Apple has unveiled a groundbreaking AI image editing tool, MGIE (MLLM-Guided Image Editing), which allows users to make edits to their photos simply by describing them in plain language. Developed through a collaboration between Apple and the University of California, Santa Barbara, MGIE eliminates the need for conventional photo editing software, offering users a seamless and intuitive editing experience.
MGIE is capable of performing a wide range of editing tasks, including cropping, resizing, flipping, and applying filters, all through text prompts. This innovative model represents a significant leap forward in image editing technology, catering to both basic and complex editing needs with ease and precision.
Powered by multimodal language models, MGIE interprets user prompts and generates corresponding edits accordingly. For instance, a request for a “bluer sky” will result in adjustments to the brightness and color of the sky portion of an image, ensuring accurate interpretation and execution of editing instructions.
Consider editing a photo of a pepperoni pizza and instructing the model to “make it more healthy”; MGIE will intelligently add vegetable toppings to the image. Similarly, requesting to “add more contrast to simulate more light” will enhance the brightness and clarity of dark images, such as those featuring tigers in the Sahara.

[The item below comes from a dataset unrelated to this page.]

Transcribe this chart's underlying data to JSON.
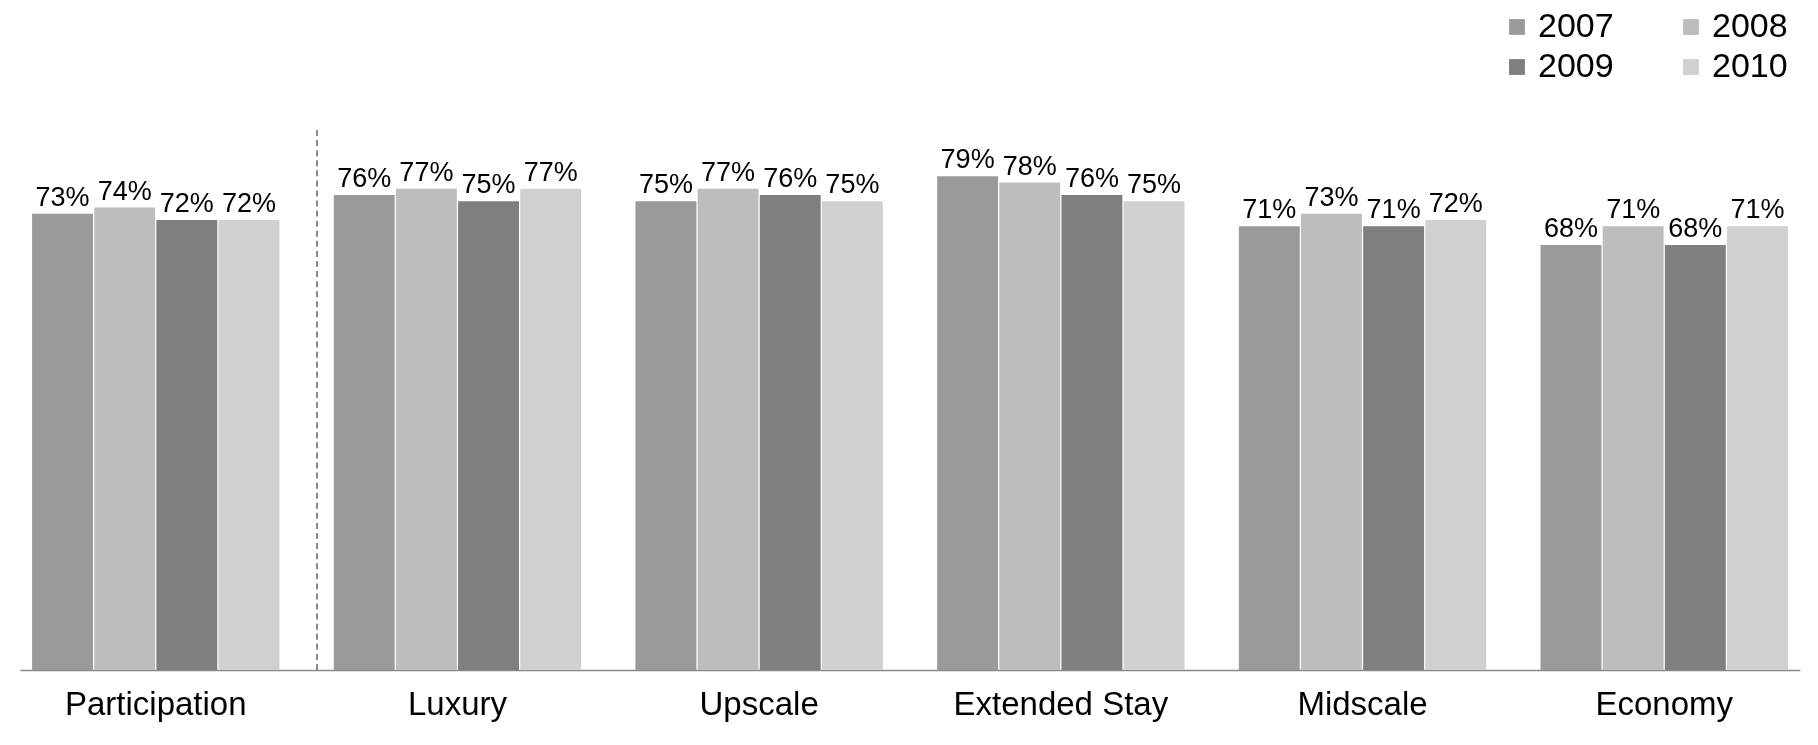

In a statement accompanying the release, Apple researchers emphasized MGIE’s ability to discern explicit visual-aware intentions, leading to meaningful image enhancements. Extensive studies have validated MGIE’s effectiveness across various editing scenarios, highlighting its superior performance and competitive efficiency. Additionally, researchers foresee the MLLM-guided framework contributing to future advancements in vision-and-language research.
Apple has made MGIE available for download via GitHub, with a web demo accessible on Hugging Face Spaces. However, the company has not disclosed its plans for the model beyond research purposes.
While platforms like OpenAI’s DALL-E 3 offer similar capabilities in image generation, and Adobe’s Firefly AI model powers generative fill in Photoshop software, Apple’s entry into the generative AI space underscores its commitment to integrating advanced AI features into its products. CEO Tim Cook has previously expressed the company’s intention to expand AI functionalities across its devices, with recent initiatives including the release of the open-source machine learning framework MLX in December, aimed at facilitating AI model training on Apple Silicon chips.